Whether hanging, leaning or pointing, the pieces are always gesturing to another place. ’Dead, Or Worse than Dead’ does exactly this. Suggestive of a signpost plucked from an old Western, the sculpture consists of six plastic duck decoys stacked one over the other. The decoys are held together by a long pole driven through their heads and into a cast-iron skillet, which serves as the sculpture’s base. The title makes you think, what is worse than death? I watched a father and child pose for a selfie in front of ‘Dead, Or Worse than Dead’ with their fingers drawn like pistols. I wondered, did the sculpture solicit this pointing given its unconscious resemblance to a signpost? Or does the pointing suggest a more deeply rooted impulse? We learn at a young age to point at what we wish to claim and maybe even kill. Mindful of this impulse the sculpture deflects the aim, leading our attention elsewhere. Whether a mirror or a decoy, Moran shows how these objects are not devices for self-knowledge, but instruments of misdirection.

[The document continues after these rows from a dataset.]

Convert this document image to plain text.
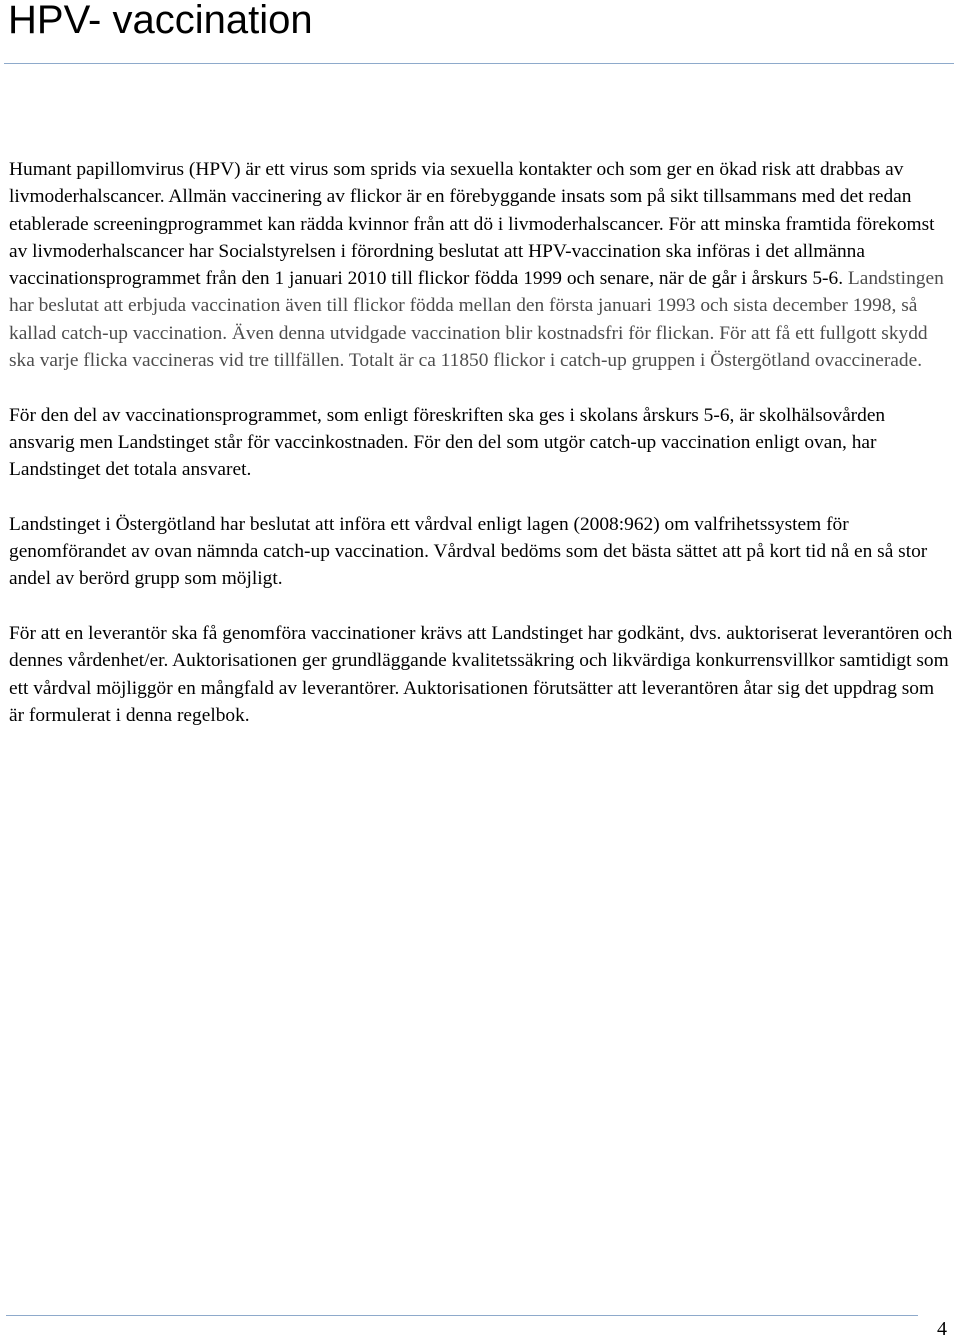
HPV- vaccination

Humant papillomvirus (HPV) är ett virus som sprids via sexuella kontakter och som ger en ökad risk att drabbas av livmoderhalscancer. Allmän vaccinering av flickor är en förebyggande insats som på sikt tillsammans med det redan etablerade screeningprogrammet kan rädda kvinnor från att dö i livmoderhalscancer. För att minska framtida förekomst av livmoderhalscancer har Socialstyrelsen i förordning beslutat att HPV-vaccination ska införas i det allmänna vaccinationsprogrammet från den 1 januari 2010 till flickor födda 1999 och senare, när de går i årskurs 5-6. Landstingen har beslutat att erbjuda vaccination även till flickor födda mellan den första januari 1993 och sista december 1998, så kallad catch-up vaccination. Även denna utvidgade vaccination blir kostnadsfri för flickan. För att få ett fullgott skydd ska varje flicka vaccineras vid tre tillfällen. Totalt är ca 11850 flickor i catch-up gruppen i Östergötland ovaccinerade.

För den del av vaccinationsprogrammet, som enligt föreskriften ska ges i skolans årskurs 5-6, är skolhälsovården ansvarig men Landstinget står för vaccinkostnaden. För den del som utgör catch-up vaccination enligt ovan, har Landstinget det totala ansvaret.

Landstinget i Östergötland har beslutat att införa ett vårdval enligt lagen (2008:962) om valfrihetssystem för genomförandet av ovan nämnda catch-up vaccination. Vårdval bedöms som det bästa sättet att på kort tid nå en så stor andel av berörd grupp som möjligt.

För att en leverantör ska få genomföra vaccinationer krävs att Landstinget har godkänt, dvs. auktoriserat leverantören och dennes vårdenhet/er. Auktorisationen ger grundläggande kvalitetssäkring och likvärdiga konkurrensvillkor samtidigt som ett vårdval möjliggör en mångfald av leverantörer. Auktorisationen förutsätter att leverantören åtar sig det uppdrag som är formulerat i denna regelbok.

4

The exhibition’s press release, titled ‘Metal Man’, is an artwork in itself, presenting the reader with a story that reflects the conceptual drives of Moran’s work. The story is simple: one man sells to another man a collection of metal objects. With each item comes a little more information about the buyer: his marriage, his debt, the loss of a child, a life lived piece by piece. The text reveals how our most intimate desires and fears are somehow carried by, or within, the most mundane objects, causing the reader to consider the ways worth and value are determined. During their exchange, the men share the same refrain: “I know”. But their knowledge is limited. And maybe that’s the point. We know almost nothing, but this fragile utterance “I know”, said impulsively, is a white lie that underwrites so many exchanges. What is most interesting about the word ‘know’ is it carries its own negative expression: no. The know and the no share the same edge. As if hiding unconsciously within the fabric of knowledge, the ‘no’ stages its doubt from within.

 

Pete Moran’s ‘I Know I Know I Know’ at Cathouse Proper @ 524 Projects

extended to Feb 16

 

Review by David Whelan

David Whelan is an artist and writer based in New York. He has an MFA in Painting and Printmaking from Yale University School of Art and is a former Director of the Institute of Studio Studies in Auvillar, France. Whelan is the recipient of the Toby Devan Lewis Fellowship and a Fulbright Scholarship. His writing has been published in PreCog Magazine and Effects Journal.